The same is applicable to nations. One such example is the course adopted by the United Kingdom after the Second World War. British leaders, especially those who were associated with the Fabian Society, felt that they were now unable to control India and other “British colonies” and proceeded to adopt a policy of decolonisation. As we know, Churchill emerged as a hero in WWII, but he was defeated in the 1945 election. The reason for this being that a desire for post-war reform was widespread amongst the British population and the man who had led Britain in war was not seen as the man to lead the nation in peace.
There are numerous examples in history of the success of those who adopted the policy of U-turn and the failure of those who did not.

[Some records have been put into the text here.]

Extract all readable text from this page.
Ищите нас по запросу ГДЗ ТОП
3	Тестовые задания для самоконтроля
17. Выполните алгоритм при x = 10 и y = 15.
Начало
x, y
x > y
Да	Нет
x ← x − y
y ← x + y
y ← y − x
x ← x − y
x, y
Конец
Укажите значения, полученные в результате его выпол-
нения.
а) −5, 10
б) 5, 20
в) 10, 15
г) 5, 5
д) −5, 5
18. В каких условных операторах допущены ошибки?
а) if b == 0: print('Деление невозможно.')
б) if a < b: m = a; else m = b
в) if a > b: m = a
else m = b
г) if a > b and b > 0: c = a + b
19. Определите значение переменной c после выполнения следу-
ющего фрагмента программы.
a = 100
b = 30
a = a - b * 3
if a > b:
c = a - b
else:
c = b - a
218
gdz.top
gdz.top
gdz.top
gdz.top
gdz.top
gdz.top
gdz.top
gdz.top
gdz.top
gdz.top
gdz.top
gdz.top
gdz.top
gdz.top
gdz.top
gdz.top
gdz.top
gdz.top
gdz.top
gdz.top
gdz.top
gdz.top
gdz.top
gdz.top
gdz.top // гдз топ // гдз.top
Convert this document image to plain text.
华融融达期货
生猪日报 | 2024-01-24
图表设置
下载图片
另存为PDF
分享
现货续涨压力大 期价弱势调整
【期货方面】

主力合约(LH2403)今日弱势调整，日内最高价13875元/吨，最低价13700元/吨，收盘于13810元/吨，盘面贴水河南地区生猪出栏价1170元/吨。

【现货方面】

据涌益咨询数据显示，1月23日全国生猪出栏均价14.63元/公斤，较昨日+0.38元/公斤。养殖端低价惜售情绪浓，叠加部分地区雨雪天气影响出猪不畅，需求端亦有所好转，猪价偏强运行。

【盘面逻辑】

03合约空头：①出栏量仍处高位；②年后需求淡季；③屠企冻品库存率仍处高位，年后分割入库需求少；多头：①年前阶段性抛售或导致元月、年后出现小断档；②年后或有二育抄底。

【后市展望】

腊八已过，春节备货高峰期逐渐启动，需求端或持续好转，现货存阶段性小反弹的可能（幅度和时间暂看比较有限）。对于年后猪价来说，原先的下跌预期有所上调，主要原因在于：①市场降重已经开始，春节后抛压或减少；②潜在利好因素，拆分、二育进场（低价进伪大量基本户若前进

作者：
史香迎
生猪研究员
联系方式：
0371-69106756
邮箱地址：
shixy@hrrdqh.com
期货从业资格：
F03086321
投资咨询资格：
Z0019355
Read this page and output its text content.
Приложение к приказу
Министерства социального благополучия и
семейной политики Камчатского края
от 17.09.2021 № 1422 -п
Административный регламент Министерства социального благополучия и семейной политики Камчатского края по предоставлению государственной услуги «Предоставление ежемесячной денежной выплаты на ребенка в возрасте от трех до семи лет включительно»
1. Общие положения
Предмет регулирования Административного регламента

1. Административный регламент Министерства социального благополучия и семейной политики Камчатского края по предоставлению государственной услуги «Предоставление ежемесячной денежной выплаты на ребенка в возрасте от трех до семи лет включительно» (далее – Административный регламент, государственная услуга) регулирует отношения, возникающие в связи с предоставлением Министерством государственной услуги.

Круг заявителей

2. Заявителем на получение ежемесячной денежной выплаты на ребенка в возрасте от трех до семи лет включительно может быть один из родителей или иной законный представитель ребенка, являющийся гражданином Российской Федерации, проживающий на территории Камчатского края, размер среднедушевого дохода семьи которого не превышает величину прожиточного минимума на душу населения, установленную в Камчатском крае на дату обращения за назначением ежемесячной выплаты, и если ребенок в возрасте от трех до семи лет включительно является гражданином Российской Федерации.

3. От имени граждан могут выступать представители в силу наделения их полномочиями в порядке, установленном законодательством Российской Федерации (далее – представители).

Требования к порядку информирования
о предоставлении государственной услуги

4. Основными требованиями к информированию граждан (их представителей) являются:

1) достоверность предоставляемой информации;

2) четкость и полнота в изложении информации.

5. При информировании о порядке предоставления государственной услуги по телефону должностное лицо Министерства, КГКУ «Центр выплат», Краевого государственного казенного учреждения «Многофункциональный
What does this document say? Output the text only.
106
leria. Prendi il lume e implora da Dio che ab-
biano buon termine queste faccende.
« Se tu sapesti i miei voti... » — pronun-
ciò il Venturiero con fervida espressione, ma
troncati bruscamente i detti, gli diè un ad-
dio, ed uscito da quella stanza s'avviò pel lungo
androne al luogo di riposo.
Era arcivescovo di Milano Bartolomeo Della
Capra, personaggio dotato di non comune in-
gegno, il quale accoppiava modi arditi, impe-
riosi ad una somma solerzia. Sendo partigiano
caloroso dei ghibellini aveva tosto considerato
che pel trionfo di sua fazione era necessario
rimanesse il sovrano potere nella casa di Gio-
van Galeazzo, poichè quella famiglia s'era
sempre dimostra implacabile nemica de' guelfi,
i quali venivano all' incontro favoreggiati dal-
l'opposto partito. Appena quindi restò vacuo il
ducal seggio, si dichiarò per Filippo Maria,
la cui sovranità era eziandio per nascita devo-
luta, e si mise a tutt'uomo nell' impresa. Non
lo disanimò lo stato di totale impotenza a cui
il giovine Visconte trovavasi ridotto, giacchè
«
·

In this world, nothing is certain, neither for individuals nor for nations. So every individual or group of people ought to adopt the U-turn policy where it is relevant. When they find that their journey is taking them down a blind alley, they need to revise their policy, they must reassess the whole matter, and if it appears that they were heading in the wrong direction, they should change course without any further ado.
India is also a good example of this kind of policy. After Independence, India adopted the socialist model for its economy, but the result was hardly encouraging. Then in 1991, India introduced a new policy in its economic planning. Now, in recent years, Indian authorities have brought about such great changes in economic policies as may be described as a paradigm shift and yet, perhaps the time is ripe for yet another perspective that can cleanse the system of impurities.
The U-turn policy is a law of nature. No one is able to see the unseen. No one can foresee all that is going to happen in the future. This makes the journey of life a jump into uncertainty. A wise man is one who can reassess himself, reset his priorities, replan his project, moulding himself according to changing circumstances. Don’t try to fight against realities. Simply accept them. When you cannot change reality, change yourself.
Sometimes it appears that the U-turn policy will lead to some loss, but any such loss is the lesser evil, while going against reality is to opt for the greater evil. The U-turn policy is only another name for what may be called acceptance of reality and adjustment to the changing times.
The U-turn policy is the policy of the wise: it ensures success, while not adopting it is risking failure. Success and failure are both in your hands.